Posted 09 February 2013 - 04:21
I'm confused why some of you on here expected to, or expect Microsoft to keep Windows the same. It was only a matter of time before something had to give somewhere. It doesn't take much to see that a big change to Start has been coming for some time.
You could tell the Start Menu lost value with the introduction of Search in Vista. Even more so in Windows 7 with app pinning to the taskbar. That was the death knell. Windows 7 killed the Start Menu, not Windows 8. As such, it was time for something new. Windows 8 now sets the foundation for new Windows releases for years to come. The 90's was a good decade for computing, but that time has come and gone. Our "desktop PCs" are no longer bound to the desktop. They're mobile. It's the key to today's computing, whether you want to admit it or not. Sure, people might still have a desktop, but it's nothing they're tied to. It's nothing they have any attachment to. But get between a person and their mobile device, and look out.
Desktop Windows just doesn't have the mobility to carry on much farther without major transformations. This is where the new Start comes in. Now it does. It gives Windows the mobility it needs, while slowly depreciating older features, and removing dead junk buried in the darkest of folders.
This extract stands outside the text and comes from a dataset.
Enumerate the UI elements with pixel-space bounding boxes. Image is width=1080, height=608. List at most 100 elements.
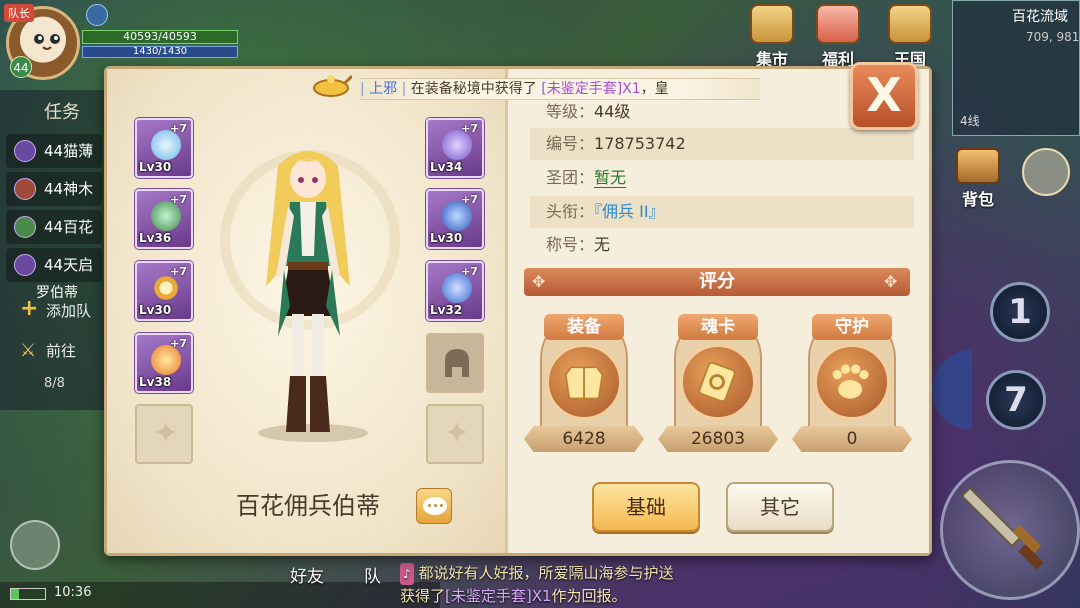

Even on the desktop it's helping carry things forward as new generations adapt to new computing techniques. I've already seen kids today look at mice as if it were some foreign object. They don't know what it is, as they're growing up with smartphones and tablets. They've learned a smartphone or tablet probably before they learned a PC. They know how to touch and swipe, now all of a sudden, you're telling them to point and click?
If you want to cling to the dull, static, and boring desktop, that's your business, but in all honesty, there's no future in it. Don't expect technology companies to sit around on their asses for you. Technology is all about what's next, not what's behind. The future is in dynamics, mobility, interaction, and sensory technologies. These technologies will drive future user experiences, and system GUIs. They also pretty much guarantee the death of everything you know and love today about any desktop OS you can name. That's just how things go.